O Tigre não tinha uma avó viva, mas sua mulher tinha uma mãe. Então ele vai pra casa, chama a mãe da mulher e diz: “Vem aqui um pouco porque eu e você precisamos conversar”. Aí ela sai, olha em volta e diz: “O que foi?” Bom, o Tigre mata ela, apesar de a mulher dele amar a mãe, e coloca o corpo dela num carrinho de mão.
Então ele leva o carrinho até a vila, com a sogra morta dentro. Ele grita: “Quem quer um cadáver? Quem quer uma avó morta?” Mas todas as pessoas só caçoavam dele e riam dele. Quando viram que ele estava falando sério e não ia sair dali, jogaram um monte de frutas podres nele, até ele fugir.
Não era a primeira vez que Anansi fazia o Tigre de bobo, e não seria a última. A mulher do Tigre nunca deixou ele esquecer que tinha matado a mãe dela. Em alguns dias o Tigre até deseja nunca ter nascido.
Essa é uma história de Anansi.
Claro que todas as histórias são histórias de Anansi. Mesmo esta aqui.
Antigamente todos os animais queriam que as histórias tivessem o nome deles, na época em que as canções que criaram o mundo ainda estavam sendo cantadas, na época em que ainda estavam cantando o céu, o arco-íris e o oceano. Foi nessa época, quando os animais eram gente, mas também eram bicho, que Anansi, a aranha, fez todos de bobo, principalmente o Tigre, porque queria que as histórias tivessem o nome dele.
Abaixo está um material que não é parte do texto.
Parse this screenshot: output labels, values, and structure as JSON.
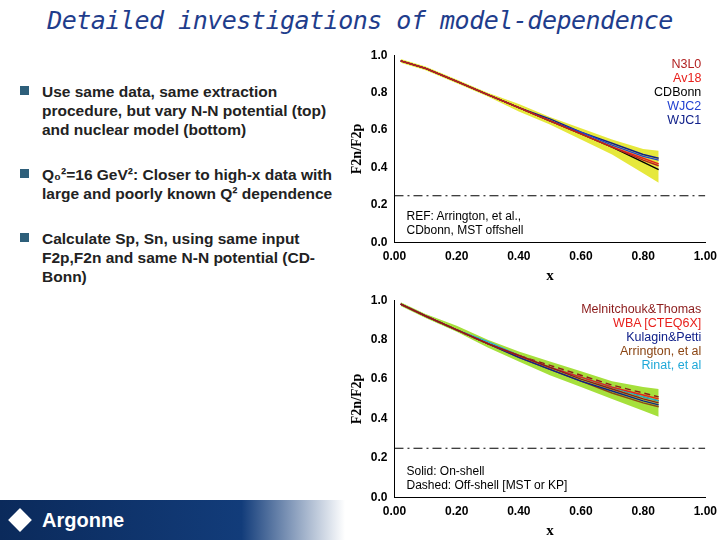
{
  "title": "Detailed investigations of model-dependence",
  "bullets": [
    "Use same data, same extraction procedure, but vary N-N potential (top) and nuclear model (bottom)",
    "Q₀²=16 GeV²: Closer to high-x data with large and poorly known Q² dependence",
    "Calculate Sp, Sn, using same input F2p,F2n and same N-N potential (CD-Bonn)"
  ],
  "logo": "Argonne",
  "chart_data": [
    {
      "type": "line",
      "x_label": "x",
      "y_label": "F2n/F2p",
      "x": [
        0.02,
        0.1,
        0.2,
        0.3,
        0.4,
        0.5,
        0.6,
        0.7,
        0.8,
        0.85
      ],
      "series": [
        {
          "name": "N3L0",
          "color": "#b22222",
          "line_style": "solid",
          "values": [
            0.97,
            0.93,
            0.86,
            0.79,
            0.72,
            0.65,
            0.58,
            0.51,
            0.44,
            0.41
          ]
        },
        {
          "name": "Av18",
          "color": "#e8201c",
          "line_style": "solid",
          "values": [
            0.97,
            0.93,
            0.86,
            0.79,
            0.72,
            0.65,
            0.58,
            0.51,
            0.45,
            0.42
          ]
        },
        {
          "name": "CDBonn",
          "color": "#000000",
          "line_style": "solid",
          "values": [
            0.97,
            0.93,
            0.86,
            0.79,
            0.72,
            0.65,
            0.58,
            0.51,
            0.43,
            0.39
          ]
        },
        {
          "name": "WJC2",
          "color": "#1f3fd0",
          "line_style": "solid",
          "values": [
            0.97,
            0.93,
            0.86,
            0.79,
            0.72,
            0.65,
            0.59,
            0.52,
            0.46,
            0.44
          ]
        },
        {
          "name": "WJC1",
          "color": "#10208a",
          "line_style": "solid",
          "values": [
            0.97,
            0.93,
            0.86,
            0.79,
            0.72,
            0.66,
            0.59,
            0.53,
            0.47,
            0.45
          ]
        }
      ],
      "band": {
        "color": "#e6e83c",
        "lower": [
          0.96,
          0.92,
          0.85,
          0.78,
          0.7,
          0.63,
          0.55,
          0.47,
          0.37,
          0.32
        ],
        "upper": [
          0.98,
          0.94,
          0.87,
          0.8,
          0.74,
          0.67,
          0.61,
          0.55,
          0.5,
          0.49
        ]
      },
      "hline": 0.25,
      "annotation": [
        "REF: Arrington, et al.,",
        "CDbonn, MST offshell"
      ],
      "xlim": [
        0,
        1
      ],
      "ylim": [
        0,
        1
      ],
      "xticks": [
        {
          "value": 0,
          "label": "0.00"
        },
        {
          "value": 0.2,
          "label": "0.20"
        },
        {
          "value": 0.4,
          "label": "0.40"
        },
        {
          "value": 0.6,
          "label": "0.60"
        },
        {
          "value": 0.8,
          "label": "0.80"
        },
        {
          "value": 1,
          "label": "1.00"
        }
      ],
      "yticks": [
        {
          "value": 0,
          "label": "0.0"
        },
        0.2,
        0.4,
        0.6,
        0.8,
        {
          "value": 1,
          "label": "1.0"
        }
      ],
      "grid": false,
      "legend": "top-right"
    },
    {
      "type": "line",
      "x_label": "x",
      "y_label": "F2n/F2p",
      "x": [
        0.02,
        0.1,
        0.2,
        0.3,
        0.4,
        0.5,
        0.6,
        0.7,
        0.8,
        0.85
      ],
      "series": [
        {
          "name": "Melnitchouk&Thomas",
          "color": "#8b1a1a",
          "line_style": "solid",
          "values": [
            0.98,
            0.92,
            0.85,
            0.78,
            0.72,
            0.66,
            0.6,
            0.55,
            0.5,
            0.48
          ]
        },
        {
          "name": "WBA [CTEQ6X]",
          "color": "#e8201c",
          "line_style": "solid",
          "values": [
            0.98,
            0.92,
            0.85,
            0.78,
            0.72,
            0.66,
            0.61,
            0.56,
            0.52,
            0.5
          ]
        },
        {
          "name": "Kulagin&Petti",
          "color": "#10208a",
          "line_style": "solid",
          "values": [
            0.98,
            0.92,
            0.85,
            0.78,
            0.71,
            0.65,
            0.59,
            0.54,
            0.49,
            0.47
          ]
        },
        {
          "name": "Arrington, et al",
          "color": "#8b4513",
          "line_style": "solid",
          "values": [
            0.98,
            0.92,
            0.85,
            0.78,
            0.71,
            0.65,
            0.59,
            0.53,
            0.48,
            0.46
          ]
        },
        {
          "name": "Rinat, et al",
          "color": "#1fa8d8",
          "line_style": "solid",
          "values": [
            0.98,
            0.92,
            0.85,
            0.79,
            0.72,
            0.66,
            0.61,
            0.56,
            0.51,
            0.49
          ]
        },
        {
          "name": "Melnitchouk&Thomas",
          "color": "#8b1a1a",
          "line_style": "dashed",
          "values": [
            0.98,
            0.92,
            0.85,
            0.78,
            0.72,
            0.67,
            0.62,
            0.57,
            0.53,
            0.51
          ]
        },
        {
          "name": "Arrington, et al",
          "color": "#8b4513",
          "line_style": "dashed",
          "values": [
            0.98,
            0.92,
            0.85,
            0.78,
            0.72,
            0.66,
            0.61,
            0.56,
            0.51,
            0.49
          ]
        }
      ],
      "band": {
        "color": "#a6e03c",
        "lower": [
          0.97,
          0.91,
          0.84,
          0.76,
          0.69,
          0.62,
          0.56,
          0.5,
          0.44,
          0.41
        ],
        "upper": [
          0.99,
          0.93,
          0.87,
          0.8,
          0.74,
          0.69,
          0.64,
          0.59,
          0.56,
          0.55
        ]
      },
      "hline": 0.25,
      "annotation": [
        "Solid: On-shell",
        "Dashed: Off-shell [MST or KP]"
      ],
      "xlim": [
        0,
        1
      ],
      "ylim": [
        0,
        1
      ],
      "xticks": [
        {
          "value": 0,
          "label": "0.00"
        },
        {
          "value": 0.2,
          "label": "0.20"
        },
        {
          "value": 0.4,
          "label": "0.40"
        },
        {
          "value": 0.6,
          "label": "0.60"
        },
        {
          "value": 0.8,
          "label": "0.80"
        },
        {
          "value": 1,
          "label": "1.00"
        }
      ],
      "yticks": [
        {
          "value": 0,
          "label": "0.0"
        },
        0.2,
        0.4,
        0.6,
        0.8,
        {
          "value": 1,
          "label": "1.0"
        }
      ],
      "grid": false,
      "legend": "top-right"
    }
  ]
}
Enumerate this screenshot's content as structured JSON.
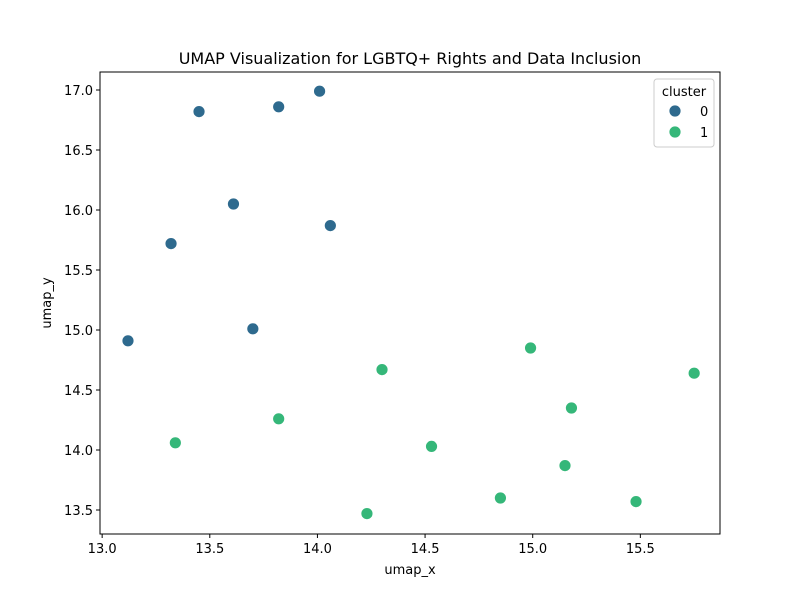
{
  "chart_data": {
    "type": "scatter",
    "title": "UMAP Visualization for LGBTQ+ Rights and Data Inclusion",
    "xlabel": "umap_x",
    "ylabel": "umap_y",
    "xlim": [
      12.99,
      15.87
    ],
    "ylim": [
      13.3,
      17.15
    ],
    "xticks": [
      13.0,
      13.5,
      14.0,
      14.5,
      15.0,
      15.5
    ],
    "yticks": [
      13.5,
      14.0,
      14.5,
      15.0,
      15.5,
      16.0,
      16.5,
      17.0
    ],
    "grid": false,
    "legend": {
      "title": "cluster",
      "placement": "top-right"
    },
    "series": [
      {
        "name": "0",
        "color": "#2e6a8e",
        "points": [
          {
            "x": 13.12,
            "y": 14.91
          },
          {
            "x": 13.32,
            "y": 15.72
          },
          {
            "x": 13.45,
            "y": 16.82
          },
          {
            "x": 13.61,
            "y": 16.05
          },
          {
            "x": 13.7,
            "y": 15.01
          },
          {
            "x": 13.82,
            "y": 16.86
          },
          {
            "x": 14.01,
            "y": 16.99
          },
          {
            "x": 14.06,
            "y": 15.87
          }
        ]
      },
      {
        "name": "1",
        "color": "#35b779",
        "points": [
          {
            "x": 13.34,
            "y": 14.06
          },
          {
            "x": 13.82,
            "y": 14.26
          },
          {
            "x": 14.23,
            "y": 13.47
          },
          {
            "x": 14.3,
            "y": 14.67
          },
          {
            "x": 14.53,
            "y": 14.03
          },
          {
            "x": 14.85,
            "y": 13.6
          },
          {
            "x": 14.99,
            "y": 14.85
          },
          {
            "x": 15.15,
            "y": 13.87
          },
          {
            "x": 15.18,
            "y": 14.35
          },
          {
            "x": 15.48,
            "y": 13.57
          },
          {
            "x": 15.75,
            "y": 14.64
          }
        ]
      }
    ]
  }
}
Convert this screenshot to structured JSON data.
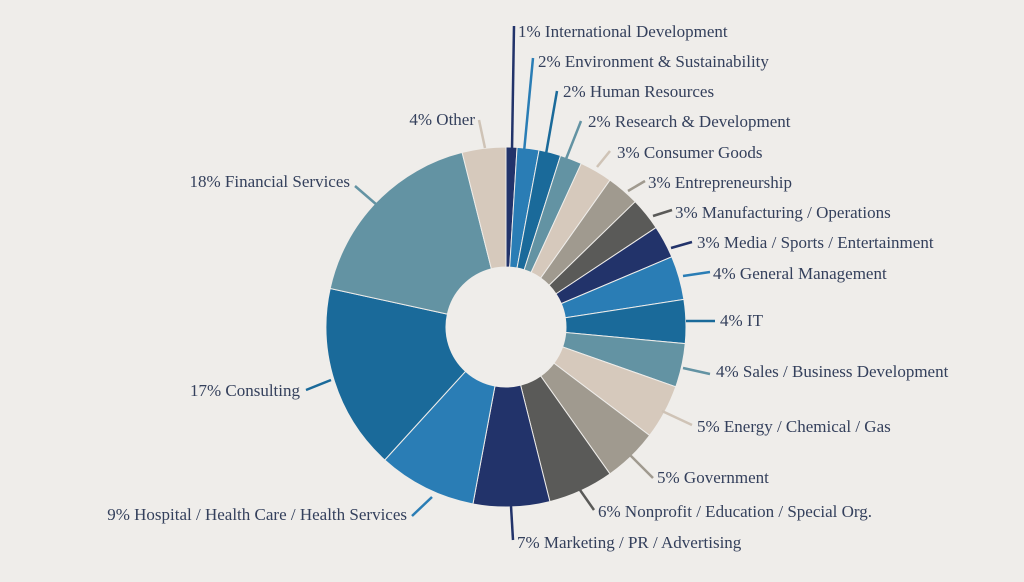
{
  "chart_data": {
    "type": "pie",
    "donut": true,
    "start": "12 o'clock, clockwise",
    "slices": [
      {
        "label": "1% International Development",
        "value": 1,
        "color": "#22336a"
      },
      {
        "label": "2% Environment & Sustainability",
        "value": 2,
        "color": "#2a7db5"
      },
      {
        "label": "2% Human Resources",
        "value": 2,
        "color": "#1a6a9a"
      },
      {
        "label": "2% Research & Development",
        "value": 2,
        "color": "#6393a3"
      },
      {
        "label": "3% Consumer Goods",
        "value": 3,
        "color": "#d6c9bc"
      },
      {
        "label": "3% Entrepreneurship",
        "value": 3,
        "color": "#a09a8f"
      },
      {
        "label": "3% Manufacturing / Operations",
        "value": 3,
        "color": "#5a5a58"
      },
      {
        "label": "3% Media / Sports / Entertainment",
        "value": 3,
        "color": "#22336a"
      },
      {
        "label": "4% General Management",
        "value": 4,
        "color": "#2a7db5"
      },
      {
        "label": "4% IT",
        "value": 4,
        "color": "#1a6a9a"
      },
      {
        "label": "4% Sales / Business Development",
        "value": 4,
        "color": "#6393a3"
      },
      {
        "label": "5% Energy / Chemical / Gas",
        "value": 5,
        "color": "#d6c9bc"
      },
      {
        "label": "5% Government",
        "value": 5,
        "color": "#a09a8f"
      },
      {
        "label": "6% Nonprofit / Education / Special Org.",
        "value": 6,
        "color": "#5a5a58"
      },
      {
        "label": "7% Marketing / PR / Advertising",
        "value": 7,
        "color": "#22336a"
      },
      {
        "label": "9% Hospital / Health Care / Health Services",
        "value": 9,
        "color": "#2a7db5"
      },
      {
        "label": "17% Consulting",
        "value": 17,
        "color": "#1a6a9a"
      },
      {
        "label": "18% Financial Services",
        "value": 18,
        "color": "#6393a3"
      },
      {
        "label": "4% Other",
        "value": 4,
        "color": "#d6c9bc"
      }
    ]
  }
}
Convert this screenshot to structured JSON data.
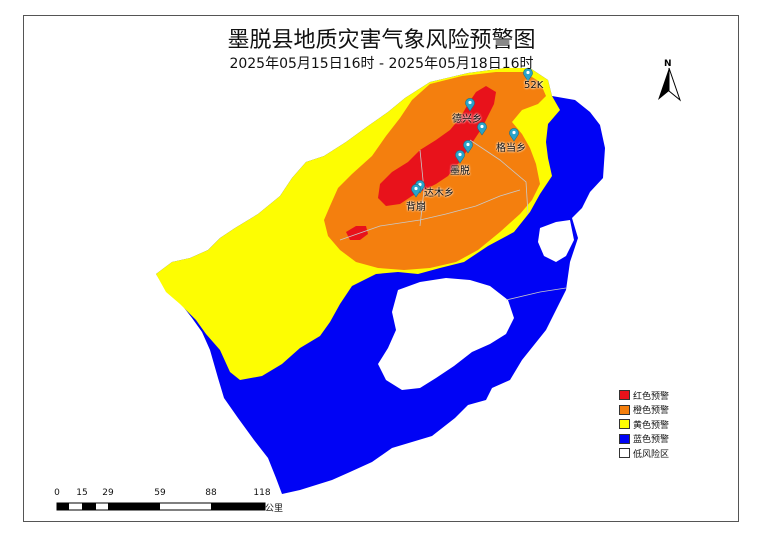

As histórias são como aranhas, com pernas compridas, e também são como teias de aranha, onde um homem pode ficar todo emaranhado, mas também são tão bonitas quando você vê elas embaixo de uma folha com orvalho, o jeito elegante que elas se ligam entre si, uma a uma.
Como? Você quer saber se Anansi parecia uma aranha? Claro, exceto quando tinha a aparência de homem.
Não, ele nunca mudava de forma. Tudo depende do jeito que você conta a história. Só isso.